Chapter 3 is titled “Ask Me if I Care” and does not just introduce a new focal character—although she is mentioned by name in the previous chapter—but hands the narrating duties over to her as well. The reference to the year being 1979 is also significant because the short stories which connect together to form a novelistic narrative are not all set in the same time period nor are they connected to each other chronologically. For instance, that passing reference to Rhea in Chapter 2 is a remembrance by of her as part of a teenage gang that a character named Bennie is recalling he used to hang out.
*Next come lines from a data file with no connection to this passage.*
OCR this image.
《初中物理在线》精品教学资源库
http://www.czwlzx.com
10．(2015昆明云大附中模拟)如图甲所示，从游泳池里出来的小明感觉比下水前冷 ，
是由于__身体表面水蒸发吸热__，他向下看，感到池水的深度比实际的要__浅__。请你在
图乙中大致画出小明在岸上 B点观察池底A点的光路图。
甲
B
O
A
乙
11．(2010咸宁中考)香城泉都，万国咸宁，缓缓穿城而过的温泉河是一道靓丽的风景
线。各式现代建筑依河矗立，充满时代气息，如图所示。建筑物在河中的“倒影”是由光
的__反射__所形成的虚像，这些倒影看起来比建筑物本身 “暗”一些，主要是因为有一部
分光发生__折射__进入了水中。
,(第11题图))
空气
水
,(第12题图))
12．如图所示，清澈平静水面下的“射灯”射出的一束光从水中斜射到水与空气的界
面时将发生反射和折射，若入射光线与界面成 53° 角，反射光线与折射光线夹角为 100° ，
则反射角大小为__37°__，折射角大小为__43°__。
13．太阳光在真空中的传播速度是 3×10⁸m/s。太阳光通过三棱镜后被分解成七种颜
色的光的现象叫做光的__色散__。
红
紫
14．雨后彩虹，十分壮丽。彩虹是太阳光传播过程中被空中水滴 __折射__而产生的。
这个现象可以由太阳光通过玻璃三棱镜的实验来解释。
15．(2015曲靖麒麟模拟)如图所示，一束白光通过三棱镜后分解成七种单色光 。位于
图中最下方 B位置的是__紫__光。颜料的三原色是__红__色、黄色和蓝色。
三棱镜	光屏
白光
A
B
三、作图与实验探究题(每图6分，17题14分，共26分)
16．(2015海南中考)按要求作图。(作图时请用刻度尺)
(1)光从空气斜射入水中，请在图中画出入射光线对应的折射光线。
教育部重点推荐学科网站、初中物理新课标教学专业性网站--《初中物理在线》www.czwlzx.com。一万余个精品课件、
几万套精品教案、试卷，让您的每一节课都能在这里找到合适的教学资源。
Rhea’s narrative in this section takes the reader back in time to those day as they are happening.
You lurch from the steps to the other end of the fire escape platform, where a window looks into the little alcove where Bix’s computer lives. Bix is in front of it, dreadlocks thick as cigars, typing messages to other graduate students that they’ll read on their computers, and reading messages they send back. According to Bix, this computer-message-sending is going to be huge—way beyond the telephone.
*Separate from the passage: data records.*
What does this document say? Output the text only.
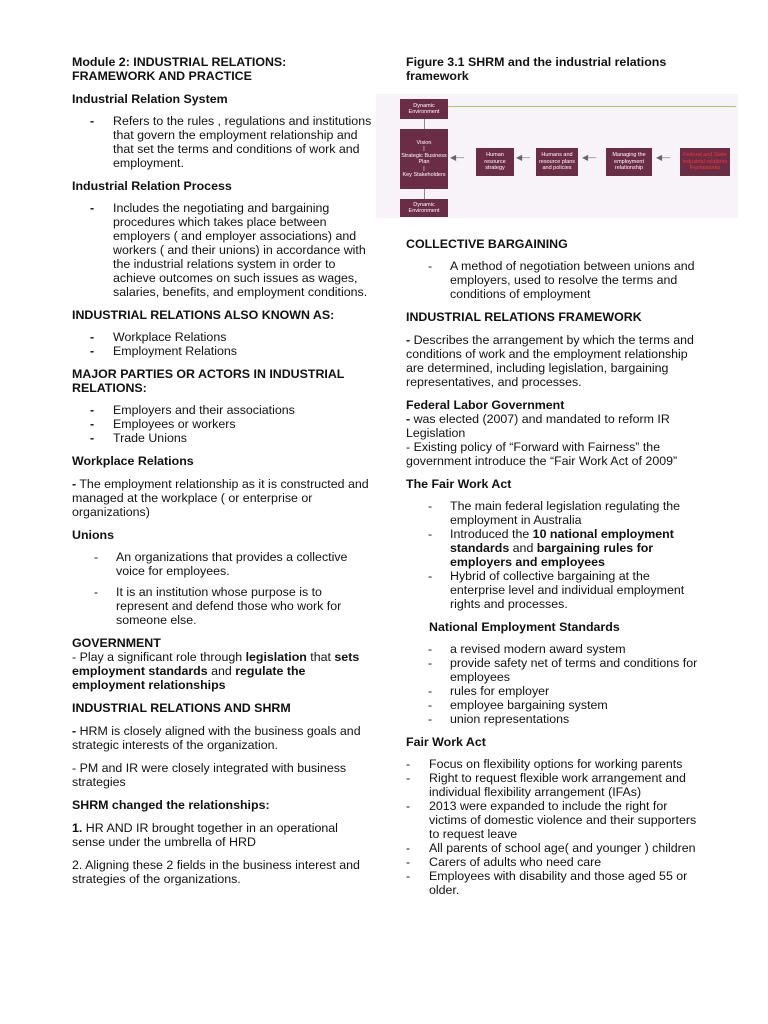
Module 2: INDUSTRIAL RELATIONS:

FRAMEWORK AND PRACTICE

Industrial Relation System

- Refers to the rules , regulations and institutions that govern the employment relationship and that set the terms and conditions of work and employment.

Industrial Relation Process

- Includes the negotiating and bargaining procedures which takes place between employers ( and employer associations) and workers ( and their unions) in accordance with the industrial relations system in order to achieve outcomes on such issues as wages, salaries, benefits, and employment conditions.

INDUSTRIAL RELATIONS ALSO KNOWN AS:

- Workplace Relations
- Employment Relations

MAJOR PARTIES OR ACTORS IN INDUSTRIAL RELATIONS:

- Employers and their associations
- Employees or workers
- Trade Unions

Workplace Relations

- The employment relationship as it is constructed and managed at the workplace ( or enterprise or organizations)

Unions

- An organizations that provides a collective voice for employees.
- It is an institution whose purpose is to represent and defend those who work for someone else.

GOVERNMENT

- Play a significant role through legislation that sets employment standards and regulate the employment relationships

INDUSTRIAL RELATIONS AND SHRM

- HRM is closely aligned with the business goals and strategic interests of the organization.

- PM and IR were closely integrated with business strategies

SHRM changed the relationships:

1. HR AND IR brought together in an operational sense under the umbrella of HRD

2. Aligning these 2 fields in the business interest and strategies of the organizations.

Figure 3.1 SHRM and the industrial relations framework

Dynamic Environment
Vision
|
Strategic Business Plan
|
Key Stakeholders
Dynamic Environment
◀—	Human resource strategy
◀—	Humans and resource plans and policies
◀—	Managing the employment relationship
◀—	Federal and State industrial relations Frameworks

COLLECTIVE BARGAINING

- A method of negotiation between unions and employers, used to resolve the terms and conditions of employment

INDUSTRIAL RELATIONS FRAMEWORK

- Describes the arrangement by which the terms and conditions of work and the employment relationship are determined, including legislation, bargaining representatives, and processes.

Federal Labor Government

- was elected (2007) and mandated to reform IR Legislation

- Existing policy of “Forward with Fairness” the government introduce the “Fair Work Act of 2009”

The Fair Work Act

- The main federal legislation regulating the employment in Australia
- Introduced the 10 national employment standards and bargaining rules for employers and employees
- Hybrid of collective bargaining at the enterprise level and individual employment rights and processes.

National Employment Standards

- a revised modern award system
- provide safety net of terms and conditions for employees
- rules for employer
- employee bargaining system
- union representations

Fair Work Act

- Focus on flexibility options for working parents
- Right to request flexible work arrangement and individual flexibility arrangement (IFAs)
- 2013 were expanded to include the right for victims of domestic violence and their supporters to request leave
- All parents of school age( and younger ) children
- Carers of adults who need care
- Employees with disability and those aged 55 or older.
Chapter 10 presents yet another narrative voice, in this case on that is not used very much. The narrator takes the second-person perspective, which means that the reader is directly pulled into the action as the “you” which initiates the first sentence above despite the fact that the narrator is actually a character named Rob. This section also introduces a recurring use of dramatic irony as a result of the time shifts. Oddly enough, this particular paragraph situates the reader as the “you” in two different ways: first as the person being addressed by Rob and secondly through kinship with Bix since the reader knows that his prediction about messaging will prove true to a far greater extent than even Bix imagines.
Alex had first heard Bennie Salazar’s name from a girl he’d dated once, when he was new to New York and Bennie was still famous. The girl had worked for him—Alex remembered this clearly—but it was practically all he could remember; her name, what she’d looked like, what exactly they’d done together —those details had been erased. The only impressions Alex retained of their date involved winter, darkness, and something about a wallet, of all things, but had it been lost? Found? Stolen? The girl’s wallet, or his own?
The final story, “Pure Language” (as well as the chapter immediately preceding it) flash-forwards to a point in the future, thus telling a story completely out sync with the historical settings of the rest of the book. But as several characters are quoted as saying throughout the book, “time’s a goon” and has a way of pushing the past up against the future simply because it wants to. In this near-future which is almost the present and will very soon become the past for the reader, Alex is struggling to recall the name of a girl. A girl for whom—though he doesn’t know it—it all began in the usual way in a bathroom of some hotel.